Consequently, I told them that if they give me an authorisation I’ll do it quite happily but I’m not doing it without any authorisation.
This afternoon I soaked all my fruit – and found that although I had all kinds of things in my baking box I didn’t have any glacé cherries, or bigarreaux confits as they call them around here. They had some advertised in LeClerc’s home delivery catalogue so I hope that they’ll still be in stock when I send off my order.
So we now have currants, sultanas, raisins, figs, cranberries, some of that dried gelified fruit, desiccated coconut, ground almonds, banana chips, dried orange chips and the odd partridge in a pear tree divided into two lots – a small one for the pudding and a big one for the cake – soaking in a mixture of vanilla, fleur d’orange, rum essence, brandy essence, all kinds of spices and probably a few other things too.
It’ll be in there for a week or 10 days, being stirred and fed with more liquid over that period ready for a baking session next weekend.
But the essences of rum and brandy are interesting. It’s not available in France – after all, if you have the real stuff, why use artificial? But there’s a chain of shops called “Bulk Barn” in all of the big cities in Canada – something like an old UK “Weigh and Save” on steroids.
Rural Canada is just like the 1950s which is why I really like it, and home baking and that kind of thing are major occupations. And when I was in the one in Fredericton last year I made a wonderful discovery and several bottles of essence found their way into my suitcase for future use.
And by God is it strong!
Back here afterwards I crashed out again, for ages this time, and since then I’ve been de-duplicating one of the backup drives.

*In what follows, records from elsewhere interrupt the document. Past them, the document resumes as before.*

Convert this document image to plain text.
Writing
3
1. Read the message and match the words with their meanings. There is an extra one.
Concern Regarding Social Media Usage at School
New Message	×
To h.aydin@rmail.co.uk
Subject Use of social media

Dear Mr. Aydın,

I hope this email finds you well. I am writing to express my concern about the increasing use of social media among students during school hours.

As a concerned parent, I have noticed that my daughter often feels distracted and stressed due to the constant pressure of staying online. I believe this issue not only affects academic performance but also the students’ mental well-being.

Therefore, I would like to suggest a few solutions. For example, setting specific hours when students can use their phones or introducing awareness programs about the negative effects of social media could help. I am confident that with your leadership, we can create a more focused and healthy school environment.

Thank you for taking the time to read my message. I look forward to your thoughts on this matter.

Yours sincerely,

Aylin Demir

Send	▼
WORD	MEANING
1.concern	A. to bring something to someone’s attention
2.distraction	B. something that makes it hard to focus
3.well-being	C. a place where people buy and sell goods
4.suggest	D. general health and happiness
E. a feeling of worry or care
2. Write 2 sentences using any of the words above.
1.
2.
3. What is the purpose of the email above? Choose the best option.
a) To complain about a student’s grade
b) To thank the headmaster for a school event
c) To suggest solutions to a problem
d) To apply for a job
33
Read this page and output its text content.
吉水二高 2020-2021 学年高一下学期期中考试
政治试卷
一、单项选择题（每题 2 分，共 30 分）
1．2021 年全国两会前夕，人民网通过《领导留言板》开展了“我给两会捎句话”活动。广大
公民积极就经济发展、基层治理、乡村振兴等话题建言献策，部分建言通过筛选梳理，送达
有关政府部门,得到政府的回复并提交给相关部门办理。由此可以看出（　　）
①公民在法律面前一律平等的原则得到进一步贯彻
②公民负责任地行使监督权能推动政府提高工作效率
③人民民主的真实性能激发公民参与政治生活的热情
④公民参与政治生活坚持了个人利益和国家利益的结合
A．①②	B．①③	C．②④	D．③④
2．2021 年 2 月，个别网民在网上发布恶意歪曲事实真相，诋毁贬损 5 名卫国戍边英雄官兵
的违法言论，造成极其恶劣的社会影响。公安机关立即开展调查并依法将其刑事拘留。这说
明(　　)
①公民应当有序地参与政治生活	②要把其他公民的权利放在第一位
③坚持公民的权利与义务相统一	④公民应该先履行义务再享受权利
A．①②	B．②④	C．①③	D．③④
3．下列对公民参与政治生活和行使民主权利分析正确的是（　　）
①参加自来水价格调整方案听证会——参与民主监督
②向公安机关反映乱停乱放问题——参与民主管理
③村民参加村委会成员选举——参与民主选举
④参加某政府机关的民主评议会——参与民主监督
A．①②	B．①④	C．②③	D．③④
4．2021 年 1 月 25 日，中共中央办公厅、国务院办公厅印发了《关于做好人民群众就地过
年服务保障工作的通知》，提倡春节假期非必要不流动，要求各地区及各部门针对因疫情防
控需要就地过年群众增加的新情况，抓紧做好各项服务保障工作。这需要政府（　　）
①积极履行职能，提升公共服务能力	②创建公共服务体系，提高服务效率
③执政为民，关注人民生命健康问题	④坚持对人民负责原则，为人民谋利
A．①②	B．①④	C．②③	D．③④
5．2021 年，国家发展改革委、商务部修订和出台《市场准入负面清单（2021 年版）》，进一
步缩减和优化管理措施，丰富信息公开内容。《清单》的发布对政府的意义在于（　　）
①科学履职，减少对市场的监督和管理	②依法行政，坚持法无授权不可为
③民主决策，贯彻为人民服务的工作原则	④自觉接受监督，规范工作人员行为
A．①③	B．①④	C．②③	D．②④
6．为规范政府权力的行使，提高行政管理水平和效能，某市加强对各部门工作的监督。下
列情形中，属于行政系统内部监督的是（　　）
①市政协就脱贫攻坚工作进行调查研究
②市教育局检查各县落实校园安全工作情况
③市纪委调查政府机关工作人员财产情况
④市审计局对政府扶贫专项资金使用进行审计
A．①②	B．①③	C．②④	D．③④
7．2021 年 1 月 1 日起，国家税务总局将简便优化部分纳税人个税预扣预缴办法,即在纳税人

Tea tonight was baked potato with salad and a veggie burger in breadcrumbs and that was as delicious as usual.
So now I’m off for a hot drink or two and then I’ll dictate the radio notes ready for tomorrow when I’ll prepare the programme. There’s naan dough to make as well as I’ve now run out.
Something else that I’ve run out of is chocolate biscuits. However when tidying up the shelves the other say I found a couple of packets of industrial ones about which I’d forgotten. I’ll finish these off and bake another batch of biscuits next weekend.
That should keep me out of mischief for a while.